Your blueprint is the Dockerfile. Or its your development pipeline... Commit your changes in your working branch, run all tests with CI, test passes. Owner merges branch into master, master branch runs tests again, when passes it talks to your container orchestration engine to perform a rolling upgrade by grabbing the dockerfile which grabs the latest bits from your git repo. I feel like i'm repeating myself now... 

 

"As you can see, for containers to really replace current virtualization and cloud systems, they need more tools, more capability, and most of all, more security"

Disagree. Different tools for different jobs. You aren't going to run SAP or Exchange in containers. And many of these cutting edge companies use containers for flexibility and suffer the pain along the way. I don't think you have done enough research into the Docker Ecosystem Mindmap. There are LOTS of players that address many of your concerns. Many companies look at new initiatives as a way to move into containers (not taking existing things running in containers and moving them). You need the right application and the right team to make it a success. There will be failures along the way but thats what makes this space so exciting.

 

"Multi-tenancy is crucial, as is migration."

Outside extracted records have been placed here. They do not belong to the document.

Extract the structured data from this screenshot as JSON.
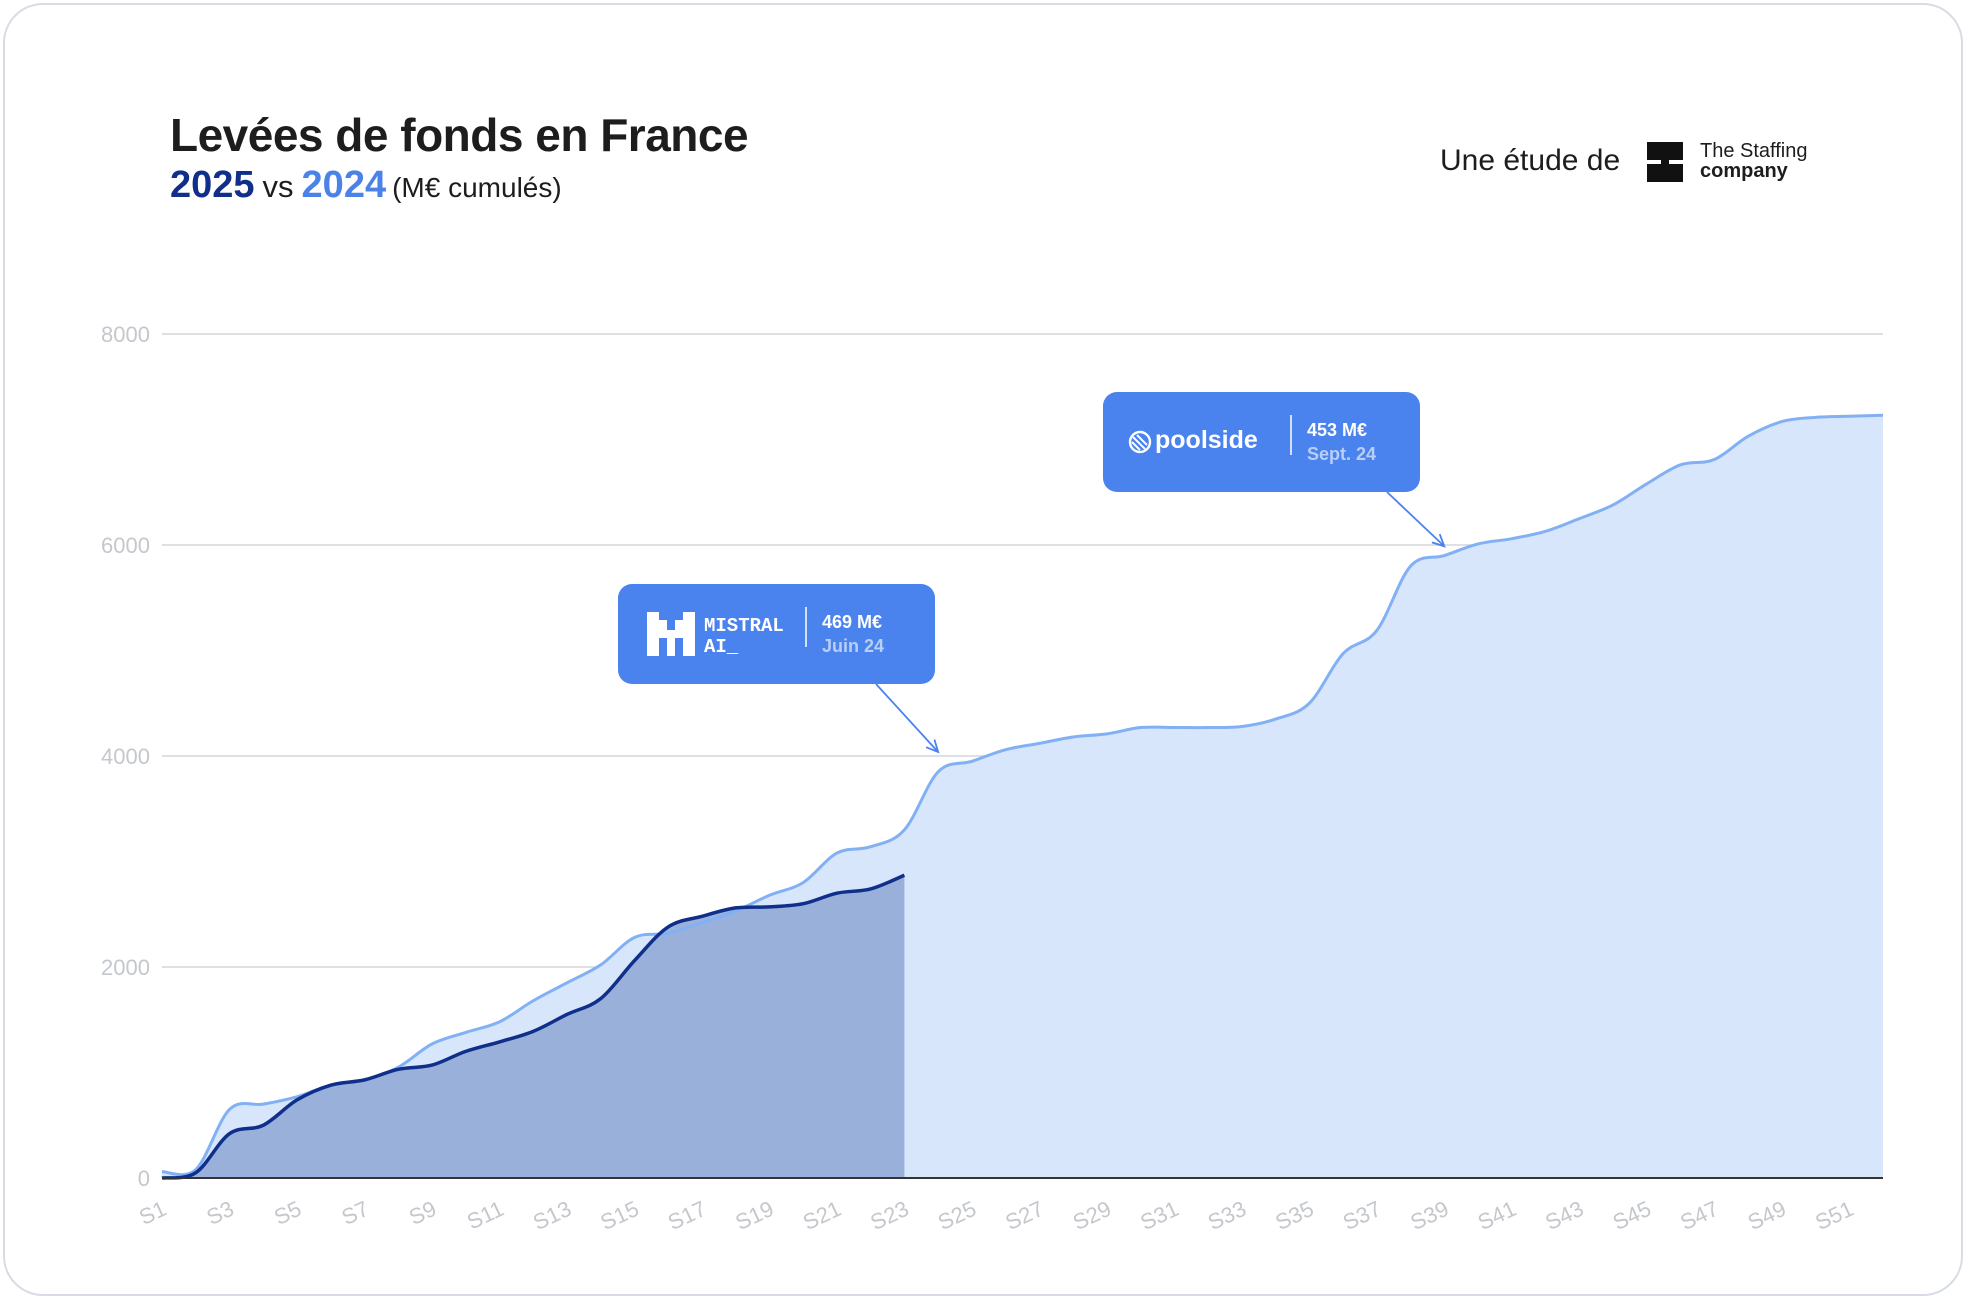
{
  "header": {
    "title": "Levées de fonds en France",
    "year_2025": "2025",
    "vs": "vs",
    "year_2024": "2024",
    "unit": "(M€ cumulés)",
    "study_label": "Une étude de",
    "brand_line1": "The Staffing",
    "brand_line2": "company"
  },
  "callouts": {
    "mistral": {
      "brand_line1": "MISTRAL",
      "brand_line2": "AI_",
      "amount": "469 M€",
      "date": "Juin 24",
      "icon": "mistral-logo-icon"
    },
    "poolside": {
      "brand": "poolside",
      "amount": "453 M€",
      "date": "Sept. 24",
      "icon": "poolside-logo-icon"
    }
  },
  "colors": {
    "series_2025_line": "#0f2f8a",
    "series_2025_fill": "#95add8",
    "series_2024_line": "#82b0f5",
    "series_2024_fill": "#d8e6fb",
    "callout_bg": "#4a82ee",
    "grid": "#d3d6db",
    "axis_text": "#c4c7cc"
  },
  "chart_data": {
    "type": "area",
    "yticks": [
      0,
      2000,
      4000,
      6000,
      8000
    ],
    "ylim": [
      0,
      8000
    ],
    "xlim": [
      1,
      52
    ],
    "xtick_labels": [
      "S1",
      "S3",
      "S5",
      "S7",
      "S9",
      "S11",
      "S13",
      "S15",
      "S17",
      "S19",
      "S21",
      "S23",
      "S25",
      "S27",
      "S29",
      "S31",
      "S33",
      "S35",
      "S37",
      "S39",
      "S41",
      "S43",
      "S45",
      "S47",
      "S49",
      "S51"
    ],
    "series": [
      {
        "name": "2024",
        "x": [
          1,
          2,
          3,
          4,
          5,
          6,
          7,
          8,
          9,
          10,
          11,
          12,
          13,
          14,
          15,
          16,
          17,
          18,
          19,
          20,
          21,
          22,
          23,
          24,
          25,
          26,
          27,
          28,
          29,
          30,
          31,
          32,
          33,
          34,
          35,
          36,
          37,
          38,
          39,
          40,
          41,
          42,
          43,
          44,
          45,
          46,
          47,
          48,
          49,
          50,
          51,
          52
        ],
        "values": [
          60,
          80,
          650,
          700,
          770,
          880,
          930,
          1050,
          1270,
          1380,
          1480,
          1680,
          1850,
          2020,
          2280,
          2320,
          2420,
          2530,
          2680,
          2800,
          3080,
          3140,
          3300,
          3850,
          3950,
          4060,
          4120,
          4180,
          4210,
          4270,
          4270,
          4270,
          4280,
          4350,
          4500,
          4970,
          5190,
          5800,
          5900,
          6010,
          6060,
          6130,
          6250,
          6380,
          6580,
          6760,
          6810,
          7030,
          7170,
          7210,
          7220,
          7230
        ]
      },
      {
        "name": "2025",
        "x": [
          1,
          2,
          3,
          4,
          5,
          6,
          7,
          8,
          9,
          10,
          11,
          12,
          13,
          14,
          15,
          16,
          17,
          18,
          19,
          20,
          21,
          22,
          23
        ],
        "values": [
          0,
          50,
          420,
          500,
          740,
          880,
          930,
          1030,
          1070,
          1200,
          1290,
          1390,
          1550,
          1700,
          2060,
          2380,
          2480,
          2560,
          2570,
          2600,
          2700,
          2740,
          2870
        ]
      }
    ],
    "annotations": [
      {
        "label": "469 M€ Juin 24",
        "x": 24,
        "y": 4000
      },
      {
        "label": "453 M€ Sept. 24",
        "x": 39,
        "y": 5950
      }
    ]
  }
}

Nope... it's not crucial for success. I've already explained earlier why migration made sense when applications relied on the underlying infrastructure for resiliency. Now that is being built into the application itself. Commodity is the new black (or whitebox, however you want to spin it).

 

"The team that develops containerized code should involve security, data protection, compliance, etc. It should break down all barriers, so that the organization can remain agile while keeping itself safe."

Do you realize you are describing a pillar of DevOps? And there is no such thing as "containerized code". It's just code. That code (if following an open language like python, java, ruby, go, erlang, javacript, etc) can run on a server or container. Nothing is done special for the container itself. It's just a deployment and infrastructure tool.